Corriere del Veneto (Vicenza e Bassano)
Rapina da Zancan, Derlesi in Cassazione
Il bandito accusato del tentato omicidio dell’orafo e di Stacchio fa ricorso
VICENZA Si gioca l’ultima carta a disposizione, quella della Cassazione, il giostraio veneziano Oriano Derlesi, già ritenuto colpevole e condannato in primo e secondo grado (sempre a nove anni e dieci mesi di reclusione) per l’assalto armato messo a segno con dei complici il 3 febbraio del 2015 alla gioielleria Luxo di Robertino Zancan a Ponte di Nanto. Per i colpi sparati con il kalashnikov, «arma tipo guerra»; e per il duplice tentato omicidio, nei confronti del benzinaio Graziano Stacchio e dell’orafo Robertino Zancan che si erano costituiti parte civile, assistiti dagli avvocati Marco Dal Ben e Lino Roetta. Lette le motivazioni della Corte d’Appello di Venezia che, il 23 febbraio scorso aveva ricalcato in pieno la sentenza del tribunale di Vicenza e che aveva rigettato i motivi del ricorso considerandoli «infondati», ora i legali del 54enne veneziano, a tutt’oggi in carcere, hanno presentato ricorso alla Suprema Corte di Cassazione, così come già avevano anticipato.

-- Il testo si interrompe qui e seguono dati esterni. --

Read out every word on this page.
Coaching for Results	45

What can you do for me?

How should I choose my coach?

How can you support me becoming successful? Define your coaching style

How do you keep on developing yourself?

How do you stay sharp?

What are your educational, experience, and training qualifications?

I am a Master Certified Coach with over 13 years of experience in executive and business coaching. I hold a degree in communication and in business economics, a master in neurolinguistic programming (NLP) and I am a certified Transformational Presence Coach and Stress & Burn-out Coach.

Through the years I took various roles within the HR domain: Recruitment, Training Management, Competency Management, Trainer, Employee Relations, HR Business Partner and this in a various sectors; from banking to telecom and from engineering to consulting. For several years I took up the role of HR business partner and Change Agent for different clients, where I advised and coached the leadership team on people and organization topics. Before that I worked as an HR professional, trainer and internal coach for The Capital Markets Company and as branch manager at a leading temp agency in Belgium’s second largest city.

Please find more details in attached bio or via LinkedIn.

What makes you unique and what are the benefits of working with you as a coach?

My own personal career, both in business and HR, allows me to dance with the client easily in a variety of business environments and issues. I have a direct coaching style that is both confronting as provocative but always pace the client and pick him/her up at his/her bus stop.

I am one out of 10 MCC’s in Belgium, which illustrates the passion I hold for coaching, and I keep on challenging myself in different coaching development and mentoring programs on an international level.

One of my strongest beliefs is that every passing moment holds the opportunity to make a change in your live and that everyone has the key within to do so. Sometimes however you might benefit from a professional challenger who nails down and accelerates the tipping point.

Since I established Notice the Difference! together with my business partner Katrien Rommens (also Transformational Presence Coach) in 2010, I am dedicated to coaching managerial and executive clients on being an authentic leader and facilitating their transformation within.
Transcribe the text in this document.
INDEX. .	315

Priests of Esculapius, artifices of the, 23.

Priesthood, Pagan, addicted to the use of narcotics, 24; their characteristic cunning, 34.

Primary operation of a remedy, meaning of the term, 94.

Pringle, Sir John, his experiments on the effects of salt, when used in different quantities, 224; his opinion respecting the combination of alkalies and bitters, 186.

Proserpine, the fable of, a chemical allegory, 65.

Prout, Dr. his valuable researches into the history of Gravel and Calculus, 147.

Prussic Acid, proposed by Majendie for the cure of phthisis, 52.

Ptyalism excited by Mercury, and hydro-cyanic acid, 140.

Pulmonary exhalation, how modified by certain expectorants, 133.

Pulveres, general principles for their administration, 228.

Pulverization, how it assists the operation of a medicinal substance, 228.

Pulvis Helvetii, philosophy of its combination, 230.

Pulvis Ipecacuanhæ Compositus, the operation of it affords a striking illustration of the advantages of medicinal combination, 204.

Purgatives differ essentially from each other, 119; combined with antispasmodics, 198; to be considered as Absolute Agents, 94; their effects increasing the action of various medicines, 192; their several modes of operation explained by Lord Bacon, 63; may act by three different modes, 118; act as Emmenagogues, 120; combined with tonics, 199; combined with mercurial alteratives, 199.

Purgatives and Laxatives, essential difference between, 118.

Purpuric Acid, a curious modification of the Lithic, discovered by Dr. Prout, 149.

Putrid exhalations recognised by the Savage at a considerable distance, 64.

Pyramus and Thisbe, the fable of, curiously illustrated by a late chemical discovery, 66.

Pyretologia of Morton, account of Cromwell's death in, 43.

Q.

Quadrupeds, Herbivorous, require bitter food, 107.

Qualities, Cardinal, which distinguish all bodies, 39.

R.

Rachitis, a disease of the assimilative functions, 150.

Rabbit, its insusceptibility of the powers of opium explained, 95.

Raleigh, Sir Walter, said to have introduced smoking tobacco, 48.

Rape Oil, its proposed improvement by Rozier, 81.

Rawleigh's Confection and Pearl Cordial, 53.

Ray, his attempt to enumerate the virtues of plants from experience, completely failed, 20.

L’ultimo tentativo – il terzo grado - per gli avvocati Riccardo Benvegnù ed Emanuele Fragasso junior di sgretolare il castello accusatorio prima che la sentenza diventi definitiva per l’unico della banda finito a processo, incastrato dal Dna, oltre che dalle intercettazioni ambientali e telefoniche. Obiettivo della difesa far venire meno l’accusa del duplice tentato omicidio nei confronti di Stacchio e Zancan, negando qualunque tentativo, ma anche solo l’intenzionalità di far del male al benzinaio e all’orafo da parte del 54enne armato di kalashnikov che si trovava nel piazzale della gioielleria, in balia della banda. Sostenendo che la distanza, la traiettoria degli spari non sarebbero stati tali da uccidere i due: troppo in alto o fuori traiettoria i colpi sparati. Insistendo a sostenere ancora una volta, anche in base a quanto sostenuto dall’esperto balistico, che l’arma imbracciata, un kalashnikov Ak47 calibro 7.62, non era «tipo guerra», così come le munizioni.
Tutti aspetti che verranno discussi in aula e che riaccendono la memoria su quella maledetta sera del 2015 che stravolse la vita a più di qualcuno. A partire dal benzinaio Stacchio, diventato l’emblema della legittima difesa, lui che, per difendere la commessa della vicina gioielleria assaltata dai criminali armati, aveva sparato alla gamba di uno di loro, Albano Cassol, morto poco dopo.